Lessening Your Own Jealousy

  1. Work on letting go. If you want to address your jealousy, take steps to consciously let it go. This can be hard, at first, as abnormal jealousy is often all consuming. Jealousy is toxic to relationships. It's important you learn to manage it better.[3]
    • When you find yourself feeling jealous, try to think to yourself, "I need to let this go." Before reacting or lashing out at another person, pause.
    • Instead of reacting, take a deep breath. It can also help to imagine the jealousy flowing through you and then being released in the air.
  2. Find healthy ways to manage your emotions. People who are abnormally jealous may struggle deeply to control emotions. You may react instantly to feelings of fear or anger spurred by jealous thoughts. Work on being mindful of your emotions, and allowing yourself to experience them without reacting in a negative manner.[3]
    • Practice mindfulness. This is where you tune into your body, taking your mind off of troublesome thoughts. When you're feeling angry or sad, pay attention to your breathing and your sensations. If you have bad thoughts coming in, acknowledge them and let them go.

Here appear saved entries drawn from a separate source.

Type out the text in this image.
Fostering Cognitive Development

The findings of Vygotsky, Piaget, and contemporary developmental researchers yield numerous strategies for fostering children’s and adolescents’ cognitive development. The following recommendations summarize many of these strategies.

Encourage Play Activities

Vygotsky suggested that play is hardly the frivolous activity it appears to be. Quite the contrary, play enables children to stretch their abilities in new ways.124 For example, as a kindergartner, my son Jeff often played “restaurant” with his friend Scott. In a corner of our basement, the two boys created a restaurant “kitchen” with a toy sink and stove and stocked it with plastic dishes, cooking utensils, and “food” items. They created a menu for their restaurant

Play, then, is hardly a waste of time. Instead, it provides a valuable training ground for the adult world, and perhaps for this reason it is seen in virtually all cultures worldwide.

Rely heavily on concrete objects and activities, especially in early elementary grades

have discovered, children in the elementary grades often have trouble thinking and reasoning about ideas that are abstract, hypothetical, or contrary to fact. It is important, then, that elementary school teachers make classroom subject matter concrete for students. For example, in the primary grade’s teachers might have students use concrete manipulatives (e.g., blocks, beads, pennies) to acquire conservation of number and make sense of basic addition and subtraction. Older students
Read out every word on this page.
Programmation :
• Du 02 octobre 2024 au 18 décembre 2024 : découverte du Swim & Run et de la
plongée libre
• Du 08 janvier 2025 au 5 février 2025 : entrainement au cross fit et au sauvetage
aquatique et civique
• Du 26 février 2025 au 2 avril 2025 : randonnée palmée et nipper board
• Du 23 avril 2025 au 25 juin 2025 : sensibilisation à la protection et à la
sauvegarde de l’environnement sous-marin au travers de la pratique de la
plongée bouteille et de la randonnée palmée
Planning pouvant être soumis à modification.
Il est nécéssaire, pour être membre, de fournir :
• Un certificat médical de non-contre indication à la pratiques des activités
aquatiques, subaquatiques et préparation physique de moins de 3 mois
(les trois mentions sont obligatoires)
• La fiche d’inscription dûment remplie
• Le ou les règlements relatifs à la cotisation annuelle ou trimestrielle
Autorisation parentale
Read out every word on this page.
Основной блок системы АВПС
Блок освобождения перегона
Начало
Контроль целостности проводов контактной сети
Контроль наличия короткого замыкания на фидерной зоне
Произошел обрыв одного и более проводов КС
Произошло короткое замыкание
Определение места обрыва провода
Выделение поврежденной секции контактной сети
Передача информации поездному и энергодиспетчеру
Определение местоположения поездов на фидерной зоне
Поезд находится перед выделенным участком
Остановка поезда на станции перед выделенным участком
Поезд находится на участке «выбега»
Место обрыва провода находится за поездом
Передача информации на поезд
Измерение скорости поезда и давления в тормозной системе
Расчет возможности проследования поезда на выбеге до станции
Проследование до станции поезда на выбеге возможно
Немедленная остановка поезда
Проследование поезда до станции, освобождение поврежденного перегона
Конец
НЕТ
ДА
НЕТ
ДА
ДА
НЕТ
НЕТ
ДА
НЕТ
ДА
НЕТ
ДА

    • It's okay to talk about feelings of jealousy. In a healthy relationship, you should be able to tell your partner how you feel. Wait until you calm down, however. When you've had time to think, then you can address how you feel in a respectful manner. Instead of saying something like, "Why didn't you answer my last text?" you can try something like, "I felt a little stressed when you didn't answer my last text." You should also explain any underlying issues that fuel your jealousy. For example, if you were abandoned by a parent as a child, this may contribute to feelings of jealousy in the present. The more of your history your partner understands, the more patient he or she will be with you.
  3. See a therapist. If you're experiencing abnormal jealousy, it's important to see a therapist to work on ways to manage. Jealousy can damage relationships over time, so it needs to be curbed if you want to live a healthy and happy life. A qualified therapist can help you work through the issues driving your jealousy and help you find healthier ways to cope.
    • You can find a therapist by asking your regular doctor for a referral. You can also go through your insurance provider by finding a list of therapists covered in your network.
    • If you are a college student, you may be entitled to free counseling through your university.
  4. Look into your underlying fears. What causes your jealousy? Sometimes, you can better address irrational thoughts by understanding their cause.[3]
    • When you're feeling jealous, ask yourself why. Are you worried your partner will leave you? Have you been cheated on or abandon in past relationships? If so, this may be why you feel jealous easily. Try to understand that is not rational, and your current relationship is different than past experiences.
    • Identify moments where you're most likely to get jealous. For example, you may respond with jealousy going into a social situation. If this is the case, try to prep yourself ahead of time. Remind yourself about the root causes of your jealousy. This can help you see how jealousy is irrational.
  5. Avoid acting on jealous feelings. While you may not be able to completely control your emotions, you can control your actions. If you're feeling jealous, try not to react. For example, your partner may be busy at a social event and he or she may not have time to text you back. Do not react by calling and texting incessantly. Instead, do something to distract yourself.[3]
    • It can be very difficult to control your actions at first, especially if you're a chronically jealous person. This is where seeing a therapist can help. A therapist can help you manage your emotions so they do not affect your actions.